Sonntag, 22. Januar 2012

Robespierre und der Terror


Robespierre (um 1790)
Wenn über die historische Bedeutung der Französischen Revolution diskutiert wird, kann man zumeist hören, dass sie zum einen die Befreiung Frankreichs und Europas bewirkte, weil sie die Gesellschaft von der Herrschaft des Absolutismus, der Kirche und der privilegierten Stände erlöste, zum anderen durch die Erklärung der Menschenrechte eine Epoche geistiger Unabhängigkeit und bürgerlicher Gesetzgebung einleitete.

Es mag ja sein, dass gewisse Emanzipationsbewegungen von der Pariser Revolution ausgelöst wurden, dennoch ist die Ansicht, dass der Konstitutionalismus, der Liberalismus, der Sozialismus und alle ähnlichen politischen Strömungen des neunzehnten Jahrhunderts aus dieser einen Quelle entsprungen seien, falsch und irreführend.

Festzustellen ist dagegen, dass kaum eine Staatsform so viele Torheiten und Gewaltsamkeiten begangen hat wie die demokratische Herrschaft der Jakobiner - und zwar nicht zuletzt, weil sie von ihrer Unfehlbarkeit und unbedingten Legitimität überzeugt war. 

Bereits im Jahre 1793 prophezeite ein zum Ehrenbürger der französischen Republik ernannter deutscher Schriftsteller, dass die republikanische Verfassung früher oder später in Anarchie übergehen werde. Dann werde ein kräftiger Mann erscheinen, der sich nicht nur zum Herrn von Frankreich, sondern sogar auch von großen Teilen Europas machen werde. Es war Friedrich Schiller, der diese Worte aussprach.

Die Französische Revolution hat zwar den entscheidenden Sieg des Bürgertums bewirkt, jedoch nur am Anfang, denn später bewirkte sie den entscheidenden Sieg des Pöbels. Die Revolution hat zwar den Absolutismus gestürzt, aber nicht für lange, denn er kehrte wieder als Diktatur des Konvents und der Kommune, er wurde am 1. April 1794 sogar zur Diktatur eines Einzelnen, nämlich Robespierres.

Und natürlich hat die Revolution auch nicht die alten Formen des Geburtskönigtums, der Adelsherrschaft, des Priesterregiments endgültig zerbrochen, denn all diese Mächte erlebten ihre Auferstehung zum Teil schon unter dem ersten Kaiserreich und fast restlos unter der Restauration Ludwigs des Achtzehnten und Karls des Zehnten.
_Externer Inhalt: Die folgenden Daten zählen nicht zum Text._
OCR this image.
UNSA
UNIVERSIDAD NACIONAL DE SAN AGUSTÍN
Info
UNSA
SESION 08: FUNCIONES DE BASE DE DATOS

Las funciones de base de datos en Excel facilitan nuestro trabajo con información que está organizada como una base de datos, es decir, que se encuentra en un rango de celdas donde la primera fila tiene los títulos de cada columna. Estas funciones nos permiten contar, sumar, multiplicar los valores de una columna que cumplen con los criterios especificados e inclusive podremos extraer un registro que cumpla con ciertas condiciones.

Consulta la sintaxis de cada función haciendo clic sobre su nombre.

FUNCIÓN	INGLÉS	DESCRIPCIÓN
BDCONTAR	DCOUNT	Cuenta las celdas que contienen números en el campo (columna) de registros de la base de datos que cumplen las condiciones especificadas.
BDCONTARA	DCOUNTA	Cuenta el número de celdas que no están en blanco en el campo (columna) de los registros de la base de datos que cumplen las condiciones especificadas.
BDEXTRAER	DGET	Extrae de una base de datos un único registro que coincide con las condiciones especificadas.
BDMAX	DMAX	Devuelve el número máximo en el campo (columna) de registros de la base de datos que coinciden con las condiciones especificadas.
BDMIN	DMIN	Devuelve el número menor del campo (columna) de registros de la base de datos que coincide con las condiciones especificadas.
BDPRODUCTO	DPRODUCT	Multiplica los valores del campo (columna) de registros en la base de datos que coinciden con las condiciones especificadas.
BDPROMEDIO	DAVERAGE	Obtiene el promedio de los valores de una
Die Freiheit hat die Französische Revolution jedenfalls nicht gebracht, denn sie übte eine ebenso engherzige, grausame und selbstsüchtige Zensur aus wie das ancien régime, nur diesmal im Namen der Freiheit und mit noch drakonischeren Mitteln. Die Revolution fragte jedermann „Bist du für die Freiheit?“ und wenn er nicht die gewünschte Auskunft gab, so antwortete sie mit der Guillotine.

Die Waffen der Radikalen (Karikatur von George Cruikshank, 1792–1878)
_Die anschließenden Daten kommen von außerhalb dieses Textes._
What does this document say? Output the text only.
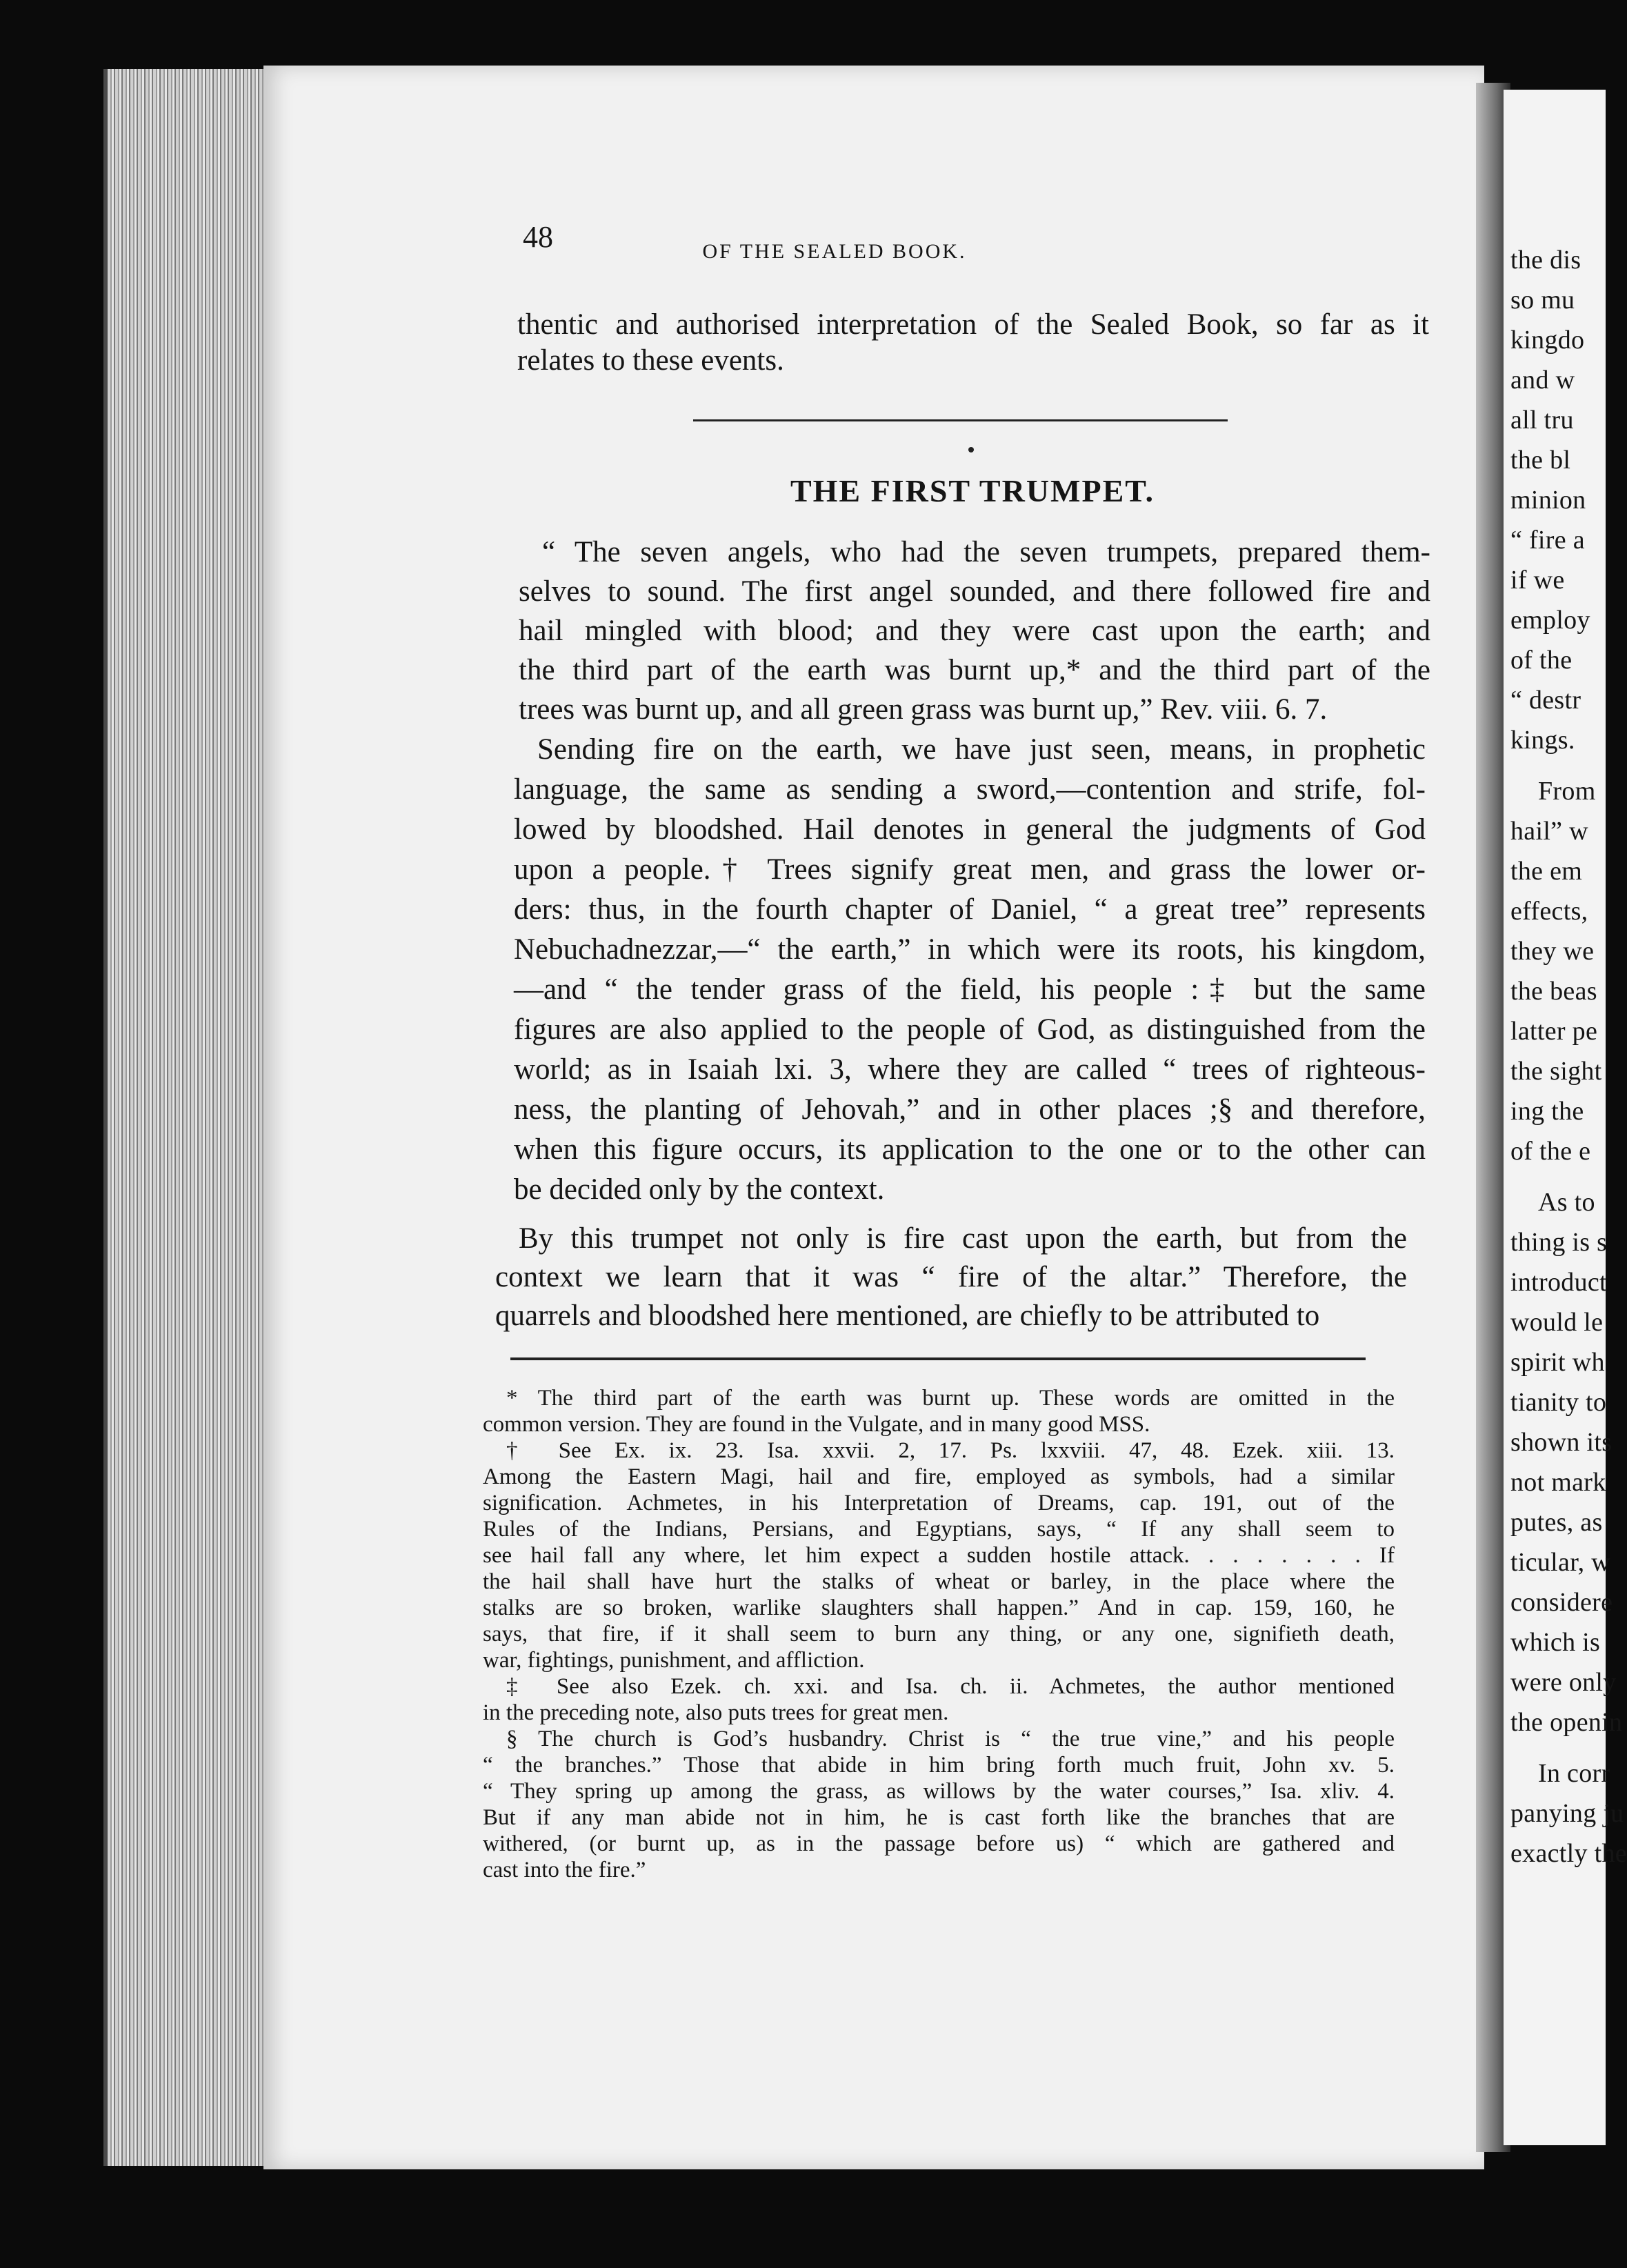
the dis
so mu
kingdo
and w
all tru
the bl
minion
“ fire a
if we
employ
of the
“ destr
kings.
From
hail” w
the em
effects,
they we
the beas
latter pe
the sight
ing the
of the e
As to
thing is s
introduct
would le
spirit wh
tianity to
shown its
not mark
putes, as
ticular, w
considere
which is
were only
the openin
In corr
panying ju
exactly the
48	OF THE SEALED BOOK.
thentic and authorised interpretation of the Sealed Book, so far as it
relates to these events.
THE FIRST TRUMPET.
“ The seven angels, who had the seven trumpets, prepared them-
selves to sound. The first angel sounded, and there followed fire and
hail mingled with blood; and they were cast upon the earth; and
the third part of the earth was burnt up,* and the third part of the
trees was burnt up, and all green grass was burnt up,” Rev. viii. 6. 7.
Sending fire on the earth, we have just seen, means, in prophetic
language, the same as sending a sword,—contention and strife, fol-
lowed by bloodshed. Hail denotes in general the judgments of God
upon a people.† Trees signify great men, and grass the lower or-
ders: thus, in the fourth chapter of Daniel, “ a great tree” represents
Nebuchadnezzar,—“ the earth,” in which were its roots, his kingdom,
—and “ the tender grass of the field, his people :‡ but the same
figures are also applied to the people of God, as distinguished from the
world; as in Isaiah lxi. 3, where they are called “ trees of righteous-
ness, the planting of Jehovah,” and in other places ;§ and therefore,
when this figure occurs, its application to the one or to the other can
be decided only by the context.
By this trumpet not only is fire cast upon the earth, but from the
context we learn that it was “ fire of the altar.” Therefore, the
quarrels and bloodshed here mentioned, are chiefly to be attributed to
* The third part of the earth was burnt up. These words are omitted in the
common version. They are found in the Vulgate, and in many good MSS.
† See Ex. ix. 23. Isa. xxvii. 2, 17. Ps. lxxviii. 47, 48. Ezek. xiii. 13.
Among the Eastern Magi, hail and fire, employed as symbols, had a similar
signification. Achmetes, in his Interpretation of Dreams, cap. 191, out of the
Rules of the Indians, Persians, and Egyptians, says, “ If any shall seem to
see hail fall any where, let him expect a sudden hostile attack. . . . . . . . If
the hail shall have hurt the stalks of wheat or barley, in the place where the
stalks are so broken, warlike slaughters shall happen.” And in cap. 159, 160, he
says, that fire, if it shall seem to burn any thing, or any one, signifieth death,
war, fightings, punishment, and affliction.
‡ See also Ezek. ch. xxi. and Isa. ch. ii. Achmetes, the author mentioned
in the preceding note, also puts trees for great men.
§ The church is God’s husbandry. Christ is “ the true vine,” and his people
“ the branches.” Those that abide in him bring forth much fruit, John xv. 5.
“ They spring up among the grass, as willows by the water courses,” Isa. xliv. 4.
But if any man abide not in him, he is cast forth like the branches that are
withered, (or burnt up, as in the passage before us) “ which are gathered and
cast into the fire.”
Robespierre fasst diese Haltung sehr deutlich in seiner Rede „Über die Prinzipien der politischen Moral“ zusammen, die er am 5. Februar 1794 vor dem Konvent hielt: „Wenn die Triebkraft der Volksregierung in Friedenszeiten die Tugend ist, so ist die Triebkraft der Volksregierung in Zeiten der Revolution zugleich Tugend und Terror: die Tugend, ohne die der Terror unheilvoll ist, der Terror, ohne den die Tugend machtlos ist. Der Terror ist nichts anderes als das schlagfertige, unerbittliche, unbeugsame Recht, er ist somit eine Emanation der Tugend; er ist ein Produkt des allgemeinen Prinzips der Demokratie, das auf die dringendsten Anliegen des Vaterlandes angewendet wird“ (21)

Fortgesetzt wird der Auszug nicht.